In fact, I use an older, internal instance of it at home for miscellaneous stuff (I’ve yet to find a simple private Wiki that I like).

But turning the current engine into yet another static site generator is something I’ve been loathe to do. And that’s largely because it’s Python, which means it’s beautifully concise, trivially easy to hack but slow to render all the 8000+ pages that I’ve published over the past 18 years.

On the other hand, none of the current crop of static site generators fit my needs. To point out just two examples (and yes, I’ve looked at many more) Hugo is extremely popular but would require me to edit every single file (which is just not going to happen), and Zola is by far the sanest thing I’ve found but would at least require massive batch renaming and some (less, but still a lot) of editing, largely because it decided to use TOML for front matter (which no Markdown editor currently handles properly).

And starting anew is not a trivial option, because I still use this site as a personal notepad for things of interest as my pages on JavaScript, Python and Clojure readily attest. And that kind of content relies on a heavily customized bit of link table generation I would always have to code in somehow.

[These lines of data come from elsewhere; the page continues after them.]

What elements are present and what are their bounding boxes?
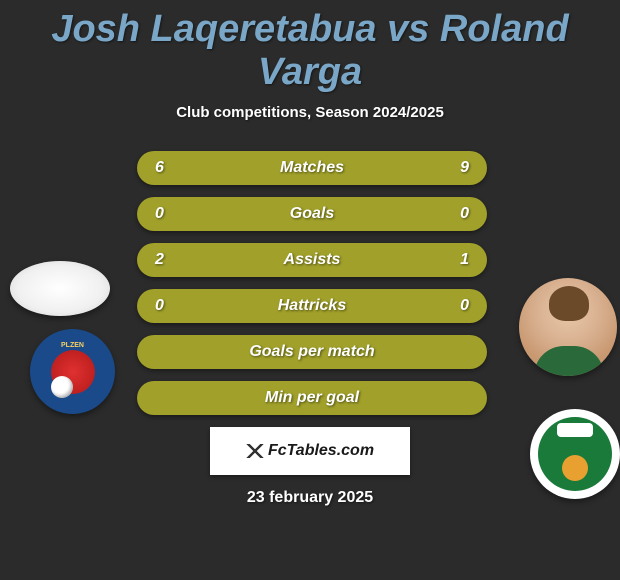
stat-left-value: 2	[155, 251, 164, 269]
stat-left-value: 0	[155, 297, 164, 315]
stat-row-matches: 6 Matches 9	[137, 151, 487, 185]
stat-label: Hattricks	[278, 297, 346, 315]
stat-label: Goals	[290, 205, 334, 223]
stat-row-goals-per-match: Goals per match	[137, 335, 487, 369]
ball-icon	[51, 376, 73, 398]
stat-left-value: 0	[155, 205, 164, 223]
fctables-label: FcTables.com	[246, 442, 374, 460]
player-left-avatar	[10, 261, 110, 316]
stat-row-hattricks: 0 Hattricks 0	[137, 289, 487, 323]
date-label: 23 february 2025	[0, 489, 620, 507]
stat-label: Matches	[280, 159, 344, 177]
stat-label: Min per goal	[265, 389, 359, 407]
stat-right-value: 1	[460, 251, 469, 269]
club-left-badge: PLZEN	[30, 329, 115, 414]
stat-left-value: 6	[155, 159, 164, 177]
stat-right-value: 9	[460, 159, 469, 177]
stat-label: Assists	[284, 251, 341, 269]
player-right-avatar	[519, 278, 617, 376]
stat-label: Goals per match	[249, 343, 374, 361]
stat-right-value: 0	[460, 205, 469, 223]
club-left-text: PLZEN	[39, 342, 107, 349]
stat-right-value: 0	[460, 297, 469, 315]
club-right-badge	[530, 409, 620, 499]
ball-icon	[562, 455, 588, 481]
stat-row-min-per-goal: Min per goal	[137, 381, 487, 415]
page-title: Josh Laqeretabua vs Roland Varga	[0, 0, 620, 94]
stats-area: PLZEN 6 Matches 9 0 Goals 0 2 Assists 1 …	[0, 151, 620, 415]
fctables-watermark[interactable]: FcTables.com	[210, 427, 410, 475]
stat-row-goals: 0 Goals 0	[137, 197, 487, 231]
stat-row-assists: 2 Assists 1	[137, 243, 487, 277]
subtitle: Club competitions, Season 2024/2025	[0, 104, 620, 121]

But either way it goes (and I’m currently leaning for rolling my own as a quick hack) I need to do a few things ahead of time.

To go static, there is a lot of old content to clean up (some of it is still Textile or even raw HTML), and (most notably) the URL convention I’ve been following throughout the years has a few quirks (like pages with a space in their names), so I’m going to tackle those first and do two things:

  • Normalize space handling and casing across every single page (and use the engine’s built-in auto-aliasing to generate 301 redirects so that at least search engines can figure things out, even if I’ll be breaking some direct links).
  • Clear out (or at least annotate) some junk that is no longer applicable to this decade (like pages about ancient apps that are long gone).

The first bit is starting now, since the sooner the better in terms of SEO–I want people to be able to at least search for things if they come across an external reference from years back and whatever I pick for static hosting can’t do redirects or something like that.

And since CloudFlare now lets me plug directly into the Internet Archive, I can check what is and isn’t being handled properly.

The second will take longer, and will certainly happen piecemeal over the next few months. I have a lot of outdated content, but some of it I’ll keep around for entertainment value.

So please expect some link breakage for a few days (perhaps weeks) as I change page names and do some surgical site-wide searching and replacing based on a few patches I’ve been doing to the engine itself to spit out lists of broken/non-conformant internal links.

Most recent content shouldn’t be affected, but some older stuff may be hard to find the first time around.